Is it possible that no minimal generating set of $I$ needs to be homogeneous? That is, it seems possible that $\mu_h(I)>\mu(I)$. I see this answer (https://math.stackexchange.com/a/3578204/98077) which notes that it is possible for an $\mathbb{Z}$-graded ring to have a principal ideal ($\mu(I)=1$) where $\mu_h(I)$ is arbitrarily large, but I do not immediately see how to use that answer to create a similar Noetherian $\mathbb{N}$-graded example where the degree zero part is a field.
In case more restrictive hypotheses on $I$ helps the issue, my primary case of interest is that $I$ is a homogeneous ideal which is a reduction of $R^+$, so that for some $N\in \mathbb{N}$, we have $I(R^+)^N=(R^+)^{N+1}$. By standard tricks in local algebra, $\mu(I)\ge \dim(R)$ and that there is a (homogeneous) ideal $J\subset I$ such that $\mu(J)=\dim(R)$. I worry however that we may have $\mu_h(J)>\dim(R)$ for every minimal reduction $J$ of $R^+$. In other words, is it possible that $R$ has no homogeneous system of parameters which also form a reduction of $R^+$?
This is not a worry if $R$ is standard graded, since a theorem from Matsumura (Commutative Ring Theory, Theorem 14.14) seems to indicate that minimal reductions of $R^+$ can be generated by linear forms, given by generic linear combinations of $K$-vector space generators of $R_1$. However, in the rings I am thinking about, $R_1=0$ is a common occurrence.
An example with $\mu_h(J)>\dim(R)$ or a reference to a paper where $\mu_h(J)=\dim(R)$ is shown under some hypotheses would be appreciated!
Best Answer
After some research, I think I can answer this question myself.
If $R$ is $\mathbb{N}$-graded over a field $K$ with homogeneous maximal ideal $R^+$ and $I$ is a homogeneous ideal, it will always have a minimal homogeneous generating set. The idea is that $I/(R^+)I$ is a graded $K$-vector space, and has a homogeneous basis consisting of $\mu_h(I)$ elements.
But, if we consider instead the local ring $(R_{R^+},(R^+)R_{R^+},K)=(S,\mathfrak{m},K)$ and let $J=IS$, $J/\mathfrak{m}J$ is canonically isomorphic to $I/(R^+)I$ as $K$-vector spaces, since $I$ and $R^+I$ are inside $R^+$. Then, $\mu(J)=\mu(I)$ and $\mu(J)=\dim_K(J/\mathfrak{m}J) = \dim_K(I/(R^+)I)=\mu_h(I)$. From this, we can even get the number of minimal generators of $I$ of degree $m$ as the dimension of the $K$-vector space $[I/(R^+)I]_m$. This is a standard argument about graded Betti numbers as well, see this MathOverflow answer.

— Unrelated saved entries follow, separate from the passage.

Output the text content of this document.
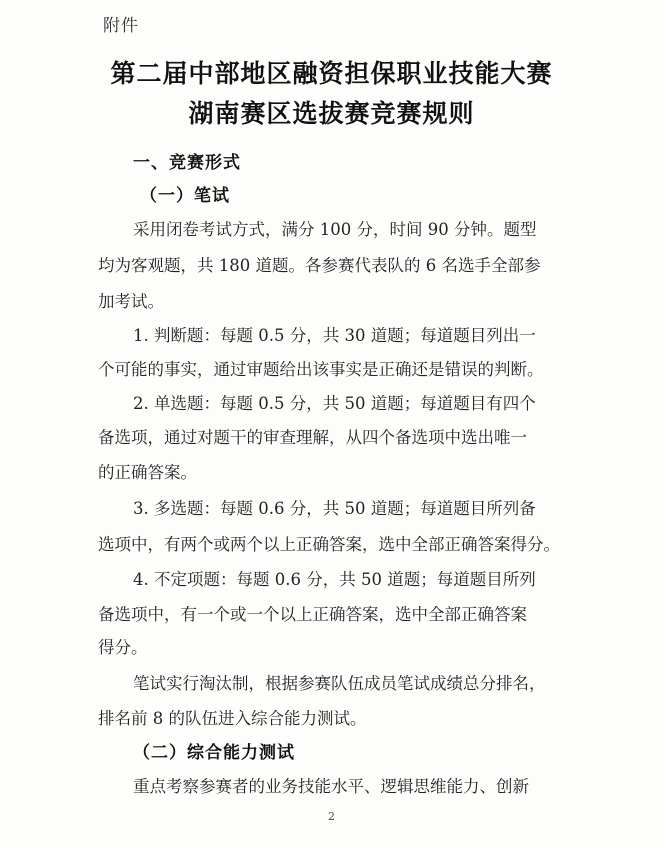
附件
第二届中部地区融资担保职业技能大赛
湖南赛区选拔赛竞赛规则
一、竞赛形式
（一）笔试
采用闭卷考试方式，满分 100 分，时间 90 分钟。题型
均为客观题，共 180 道题。各参赛代表队的 6 名选手全部参
加考试。
1. 判断题：每题 0.5 分，共 30 道题；每道题目列出一
个可能的事实，通过审题给出该事实是正确还是错误的判断。
2. 单选题：每题 0.5 分，共 50 道题；每道题目有四个
备选项，通过对题干的审查理解，从四个备选项中选出唯一
的正确答案。
3. 多选题：每题 0.6 分，共 50 道题；每道题目所列备
选项中，有两个或两个以上正确答案，选中全部正确答案得分。
4. 不定项题：每题 0.6 分，共 50 道题；每道题目所列
备选项中，有一个或一个以上正确答案，选中全部正确答案
得分。
笔试实行淘汰制，根据参赛队伍成员笔试成绩总分排名，
排名前 8 的队伍进入综合能力测试。
（二）综合能力测试
重点考察参赛者的业务技能水平、逻辑思维能力、创新
2
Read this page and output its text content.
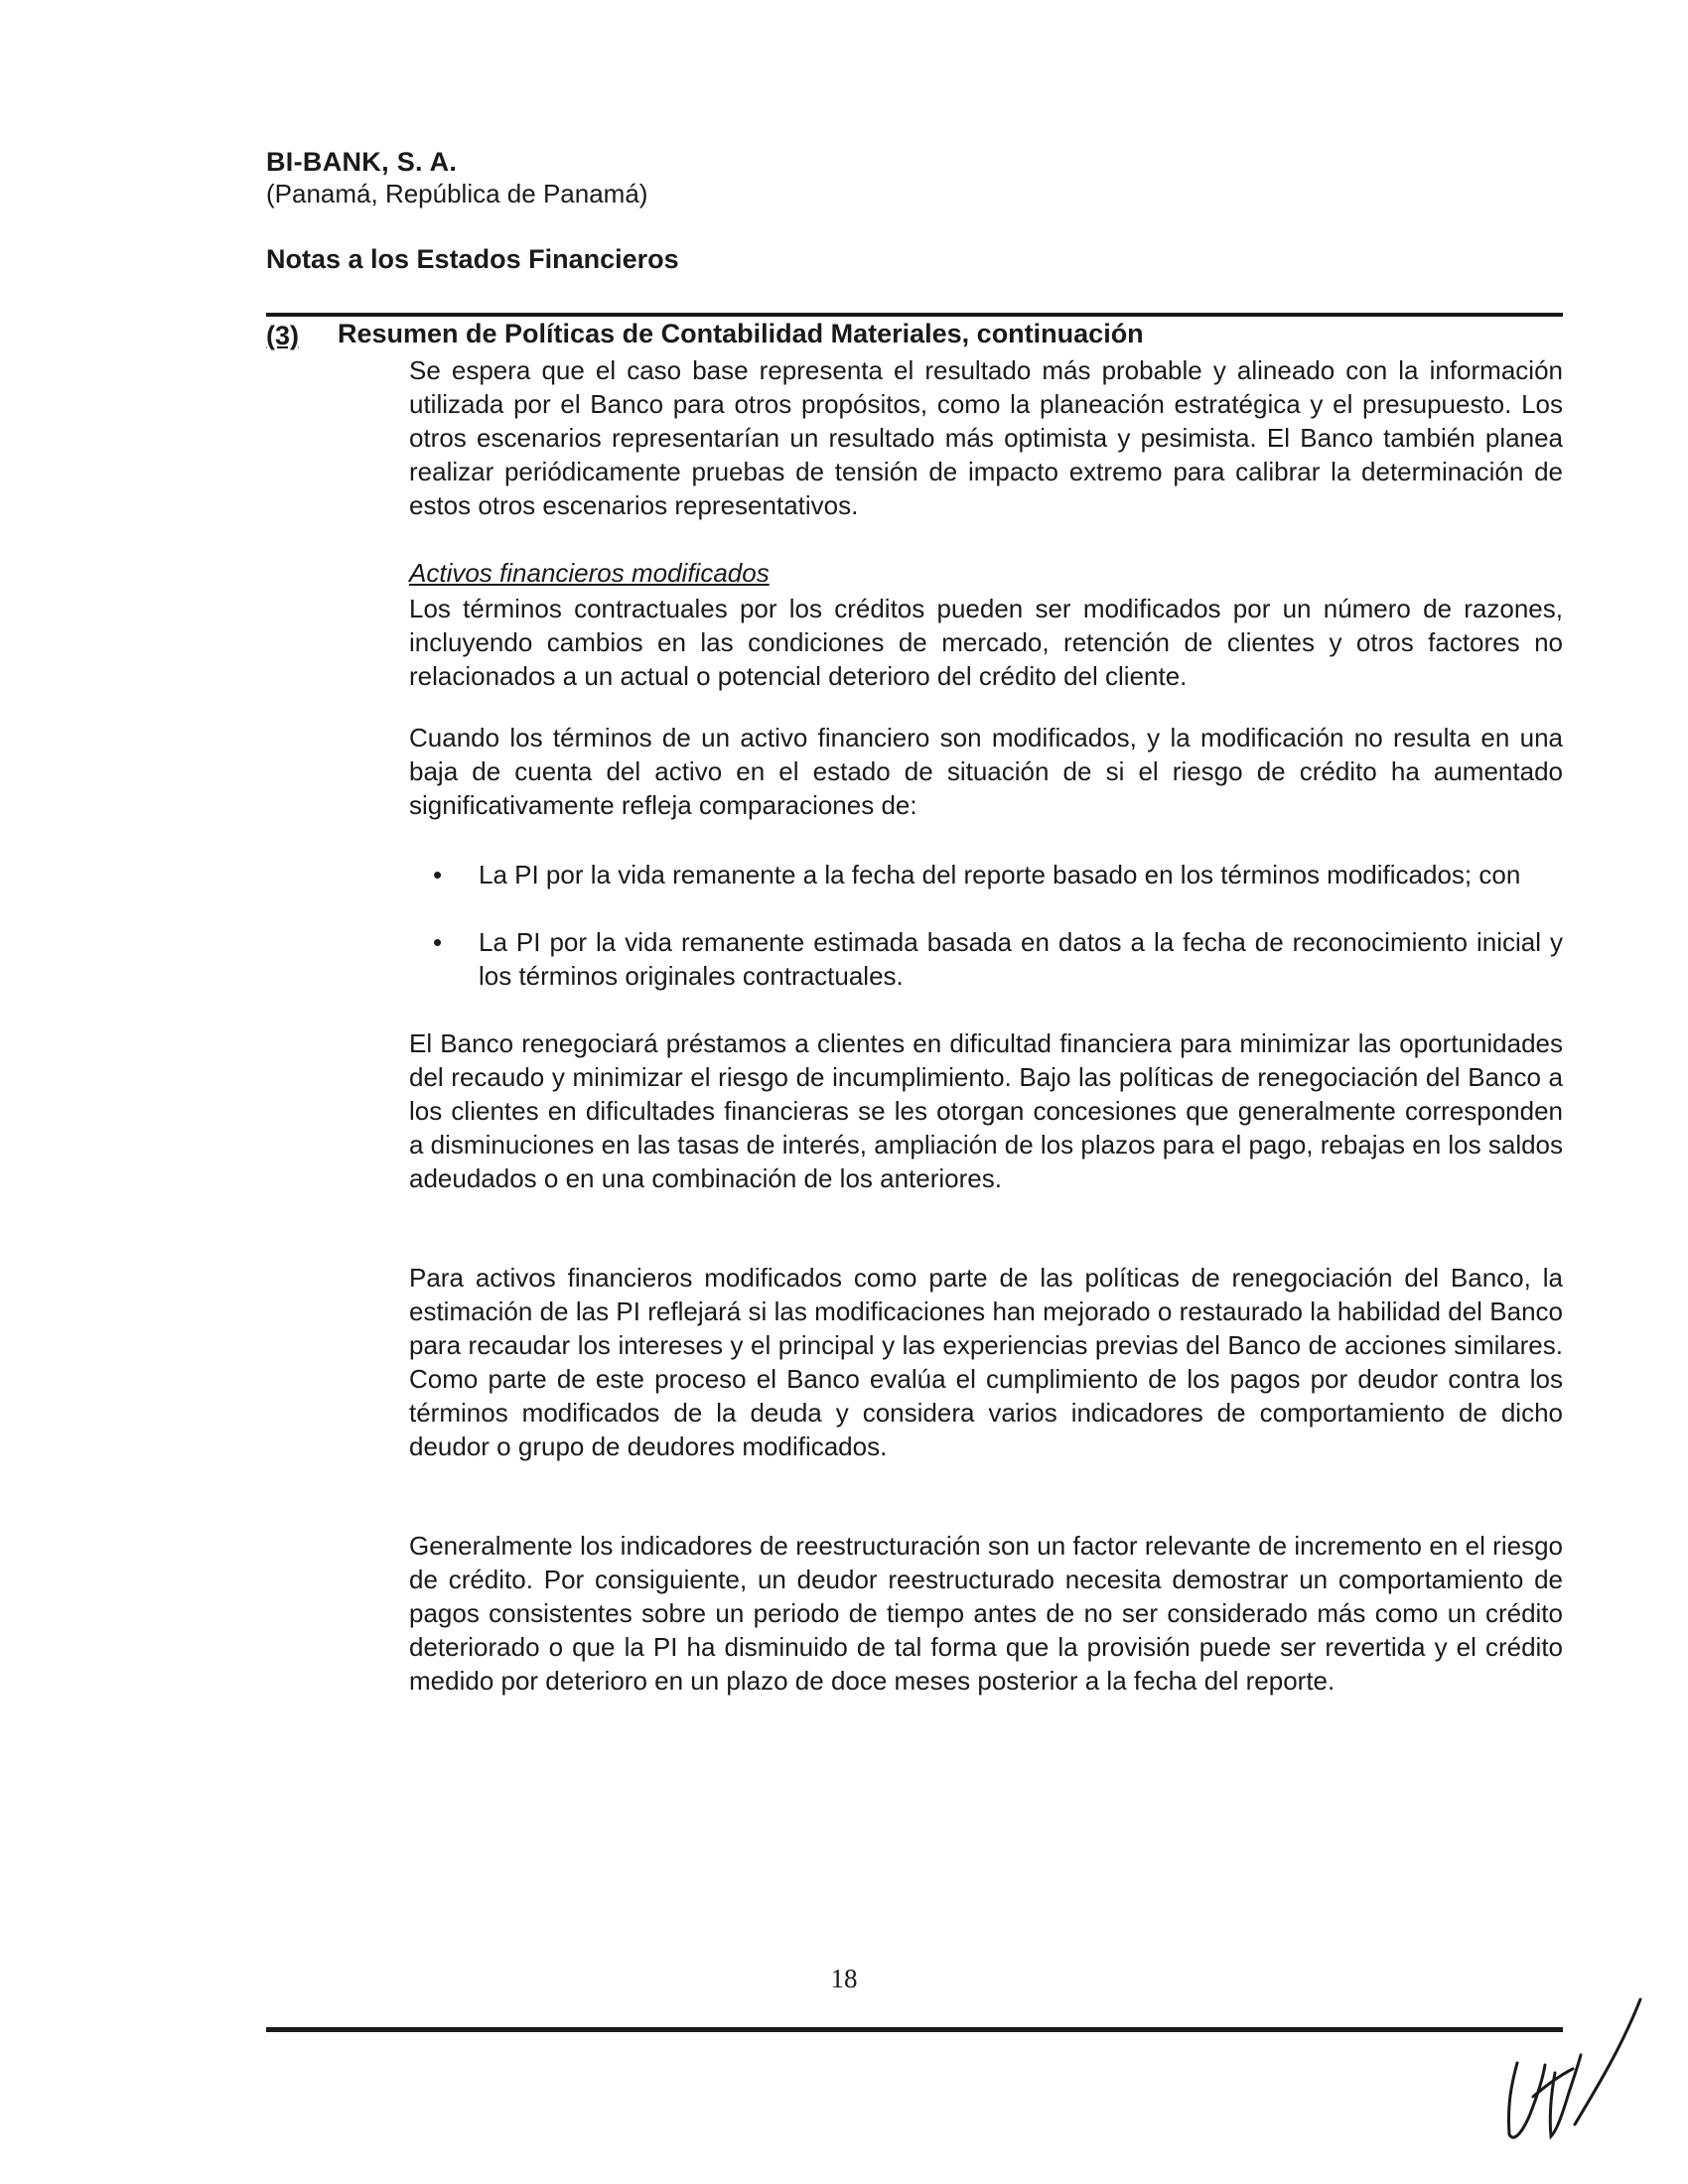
BI-BANK, S. A.
(Panamá, República de Panamá)
Notas a los Estados Financieros
(3) Resumen de Políticas de Contabilidad Materiales, continuación
Se espera que el caso base representa el resultado más probable y alineado con la información utilizada por el Banco para otros propósitos, como la planeación estratégica y el presupuesto. Los otros escenarios representarían un resultado más optimista y pesimista. El Banco también planea realizar periódicamente pruebas de tensión de impacto extremo para calibrar la determinación de estos otros escenarios representativos.
Activos financieros modificados
Los términos contractuales por los créditos pueden ser modificados por un número de razones, incluyendo cambios en las condiciones de mercado, retención de clientes y otros factores no relacionados a un actual o potencial deterioro del crédito del cliente.
Cuando los términos de un activo financiero son modificados, y la modificación no resulta en una baja de cuenta del activo en el estado de situación de si el riesgo de crédito ha aumentado significativamente refleja comparaciones de:
• La PI por la vida remanente a la fecha del reporte basado en los términos modificados; con
• La PI por la vida remanente estimada basada en datos a la fecha de reconocimiento inicial y los términos originales contractuales.
El Banco renegociará préstamos a clientes en dificultad financiera para minimizar las oportunidades del recaudo y minimizar el riesgo de incumplimiento. Bajo las políticas de renegociación del Banco a los clientes en dificultades financieras se les otorgan concesiones que generalmente corresponden a disminuciones en las tasas de interés, ampliación de los plazos para el pago, rebajas en los saldos adeudados o en una combinación de los anteriores.
Para activos financieros modificados como parte de las políticas de renegociación del Banco, la estimación de las PI reflejará si las modificaciones han mejorado o restaurado la habilidad del Banco para recaudar los intereses y el principal y las experiencias previas del Banco de acciones similares. Como parte de este proceso el Banco evalúa el cumplimiento de los pagos por deudor contra los términos modificados de la deuda y considera varios indicadores de comportamiento de dicho deudor o grupo de deudores modificados.
Generalmente los indicadores de reestructuración son un factor relevante de incremento en el riesgo de crédito. Por consiguiente, un deudor reestructurado necesita demostrar un comportamiento de pagos consistentes sobre un periodo de tiempo antes de no ser considerado más como un crédito deteriorado o que la PI ha disminuido de tal forma que la provisión puede ser revertida y el crédito medido por deterioro en un plazo de doce meses posterior a la fecha del reporte.
18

The reason this proof doesn't apply to the example in the answer to this previously linked question is that the $\mathbb{Z}$-graded ring mentioned does not contain a field in its degree 0 part.
This also settles the existence of homogeneous reductions of the maximal ideal. In fact, a quick graded adaptation of the proof of the existence of minimal reductions in the excellent paper "Reductions of Ideals in Local Rings" by D. Northcott and D. Rees will guarantee homogeneous minimal reductions also exist. It does seem possible that the reduction number measured using only homogeneous minimal reductions may be larger than the reduction number measured using all minimal reductions, but I am not sure about this.